Goods and Services Tax or the GST Act would be implemented across the country from July 1st, 2017. Most agencies and financial organisations across the world have forecast an increment of up to 2% in India’s GDP after the successful implementation of the new taxation structure. There are 9 important sub-classifications of GST rules that include registration, return, refund, composition, transition, invoice, payment, input tax credit and valuation. These fragments would ensure that GST is implemented successfully even on a micro-economic level.
Goods and services have been classified and segregated under five tax slabs according to which taxes would be levied on goods sold or services provided. These slabs are 0%, 5%, 12%, 18% and 28%. The GST council, which comprises ministers from both central and state governments, has put these products and services under specific tax slabs. The GST Act is going to be implemented to bring transparency in the taxation structure and remove unnecessary bottlenecks from the system so that the whole process is smooth for manufacturers and service providers and is relatively economical for end-customers.
The current taxation scheme is of cascading nature where the end-customer has to pay tax on taxes which he is not even aware of. Under the current structure, taxes are levied in different forms at multiple times and at different rates. This sometimes makes the product cost double its original manufacturing cost. Currently, goods are taxed at the point of manufacturing. Butunder GST, tax would be levied at the point of consumption only. This would not only reduce the cascading effect of different taxes but also bring mobility in the industry by reducing the transportation time and also minimise tax evasion and corruption at many levels.
Under the current taxation structure, a total of 17 state and central taxes such as the Value Added Tax (VAT), service tax, excise duty, and sales tax would be abolished and GST would take its place. Trucks carrying consumables and other products wait in long queues to pay taxes before entering one state. In cases where they have to cross 8 or 10 states, there is a significant delay in transportation of the product causing huge loss to the companies.
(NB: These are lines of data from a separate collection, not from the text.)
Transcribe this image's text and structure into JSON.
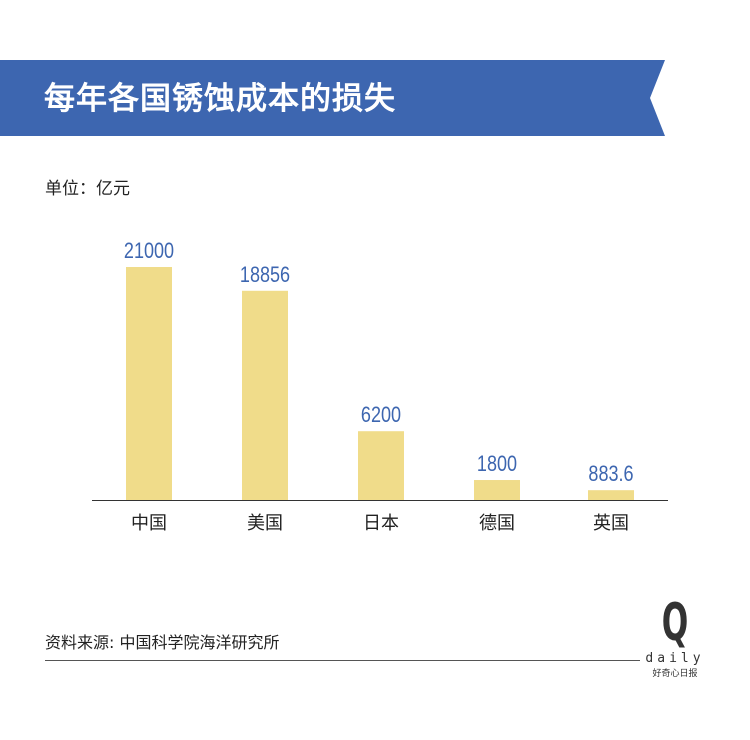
{
  "header": {
    "title": "每年各国锈蚀成本的损失",
    "banner_color": "#3d66b0"
  },
  "unit_label": "单位：亿元",
  "source": "资料来源: 中国科学院海洋研究所",
  "logo": {
    "mark": "Q",
    "word": "daily",
    "tagline": "好奇心日报"
  },
  "chart_data": {
    "type": "bar",
    "categories": [
      "中国",
      "美国",
      "日本",
      "德国",
      "英国"
    ],
    "values": [
      21000,
      18856,
      6200,
      1800,
      883.6
    ],
    "value_labels": [
      "21000",
      "18856",
      "6200",
      "1800",
      "883.6"
    ],
    "bar_color": "#f0dc8a",
    "label_color": "#3d66b0",
    "ylim": [
      0,
      21000
    ],
    "grid": false
  }
}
While transporting consumables, there is an added risk of food products going rotten and causing huge loss to the manufacturer.
Setting up a taxation system where tax would be collected when the product is bought will bring significant dynamism in the industry and thus increase efficiency. Also, single tax means there would not be any ambiguity regarding complex taxation strategy under the GST Act. The Constitution of India has provided exclusive powers to both the centre and states to collect taxes as per their domains. This has made India economically fragmented even if it is a single entity politically. GST Act would create an economically unified country that would act as a uniform playing field for all competitors and give opportunity to people from all over the country to market their products at competitive prices. This would allow customers to buy standard products at not-so-high prices.
If a product is manufactured in Maharashtra, the manufacturer pays a central excise tax once the product leaves the factory gate. The product reaches the showroom in New Delhi where the customer buys the product and pays VAT on it to the central government.
Assuming the company had to buy inventory from Karnataka, the state government of Karnataka would charge tax on the inventory. Had the product been sold in Maharashtra itself, then the state government would have levied tax on the product. As the product was exported to other state from Maharashtra, the state government would collect central sales tax.